Li Tianqi, Le Hieu Minh, Handoyo Renato, Pagliano Enea, Hu Yaxi
Department of Chemistry, Carleton University, 1125 Colonel By Drive, Ottawa, Ontario, K1S 5B6, Canada.
Department of Chemistry, Carleton University, 1125 Colonel By Drive, Ottawa, Ontario, K1S 5B6, Canada; Metrology Research Center, National Research Council Canada, 1200 Montreal Road, Ottawa, Ontario, K1A 0R6, Canada.
Talanta. 2025 Nov 1;294:128239. doi: 10.1016/j.talanta.2025.128239. Epub 2025 Apr 29.

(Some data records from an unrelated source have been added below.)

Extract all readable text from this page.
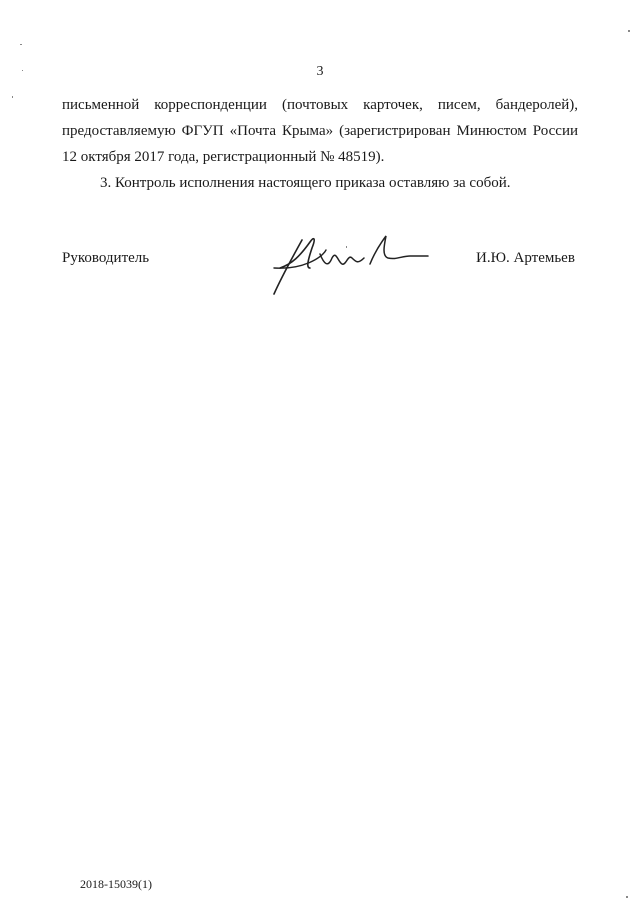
3
письменной корреспонденции (почтовых карточек, писем, бандеролей),
предоставляемую ФГУП «Почта Крыма» (зарегистрирован Минюстом России
12 октября 2017 года, регистрационный № 48519).
3. Контроль исполнения настоящего приказа оставляю за собой.
Руководитель	И.Ю. Артемьев
2018-15039(1)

The demand for plant-based milk alternatives (PBMA) has increased substantially, especially among consumers allergic and/or intolerant to animal dairy products and consumers attentive to environmental sustainability. Concurrent with market expansion and higher production costs, fraudulent activities involving PBMA are of great concern. In order to validate authenticity of PBMA products, a headspace solid-phase microextraction gas chromatography mass spectrometry method (HS-SPME-GC-MS) was developed and optimized to differentiate 8 types of PBMA (i.e., almonds, cashews, hazelnuts, walnuts, oats, peanuts, pistachios, and macadamias) on the basis of their volatile metabolic profile (i.e., volatilome). A total of 80 samples (i.e., 10 replicates for each type of PBMA) were analyzed using HS-SPME-GC-MS and subjected to data preprocessing and classification model construction using machine learning algorithms. Approximately 143 volatile compounds were identified based on the MS-DIAL database (Version: 4.9.221218). Three machine learning algorithms were tested and among them, Support Vector Machine (SVM) achieved the best performance (100 % and 98.8 % accuracy for calibration and for cross-validation), followed by Random Forest (RF, 100 % and 94.3 %), and k-Nearest Neighbor (kNN, 98.8 % and 88.8 %). To further validate robustness, additional 32 samples (i.e., 4 biological replicates for each type of PBMA) were prepared, analyzed and identified with these models. SVM achieved an accuracy of 100 %, followed by RF (96.9 %) and kNN (90.6 %). RF yielded comparable accuracy with respect to SVM, but offered further information about features contributing substantially to classification. Hence, RF led to the identification of the top 30 most relevant volatile metabolites. A simplified RF model, constructed using only these 30 features, achieved a calibration accuracy of 100 %, cross-validation accuracy of 96.5 %, and validation accuracy of 96.9 %, indicating a great potential for these 30 metabolic features to be used as markers for (targeted) authentication. Harnessing the power of the non-targeted HS-SPME-GC-MS and machine learning, a highly accurate and reliable workflow for the authentication of PBMA was established. This method is reliable for the authentication of PBMA, ensures the integrity of the products, and can protect the health of consumers and the economy of this emerging area.
对植物基牛奶替代品(PBMA)的需求大幅增长,尤其是在对动物乳制品过敏和/或不耐受的消费者以及关注环境可持续性的消费者中。随着市场扩张和生产成本上升,涉及PBMA的欺诈活动备受关注。为了验证PBMA产品的真实性,开发并优化了一种顶空固相微萃取气相色谱 - 质谱法(HS-SPME-GC-MS),以根据其挥发性代谢谱(即挥发组)区分8种类型的PBMA(即杏仁、腰果、榛子、核桃、燕麦、花生、开心果和澳洲坚果)。使用HS-SPME-GC-MS分析了总共80个样品(即每种类型的PBMA有10个重复样品),并使用机器学习算法进行数据预处理和分类模型构建。基于MS-DIAL数据库(版本:4.9.221218)鉴定出约143种挥发性化合物。测试了三种机器学习算法,其中支持向量机(SVM)表现最佳(校准和交叉验证的准确率分别为100%和98.8%),其次是随机森林(RF,100%和94.3%),以及k近邻(kNN,98.8%和88.8%)。为了进一步验证稳健性,又制备了另外32个样品(即每种类型的PBMA有4个生物学重复样品),并用这些模型进行分析和鉴定。SVM的准确率为100%,其次是RF(96.9%)和kNN(90.6%)。RF与SVM的准确率相当,但提供了对分类有重大贡献的特征的更多信息。因此,RF导致鉴定出前30种最相关的挥发性代谢物。仅使用这30个特征构建的简化RF模型,校准准确率为100%,交叉验证准确率为96.5%,验证准确率为96.9%,表明这30种代谢特征作为(靶向)鉴定标记具有很大潜力。利用非靶向HS-SPME-GC-MS和机器学习的力量,建立了一种用于PBMA鉴定的高度准确和可靠的工作流程。该方法对PBMA的鉴定可靠,确保了产品的完整性,并能保护消费者健康和这个新兴领域的经济。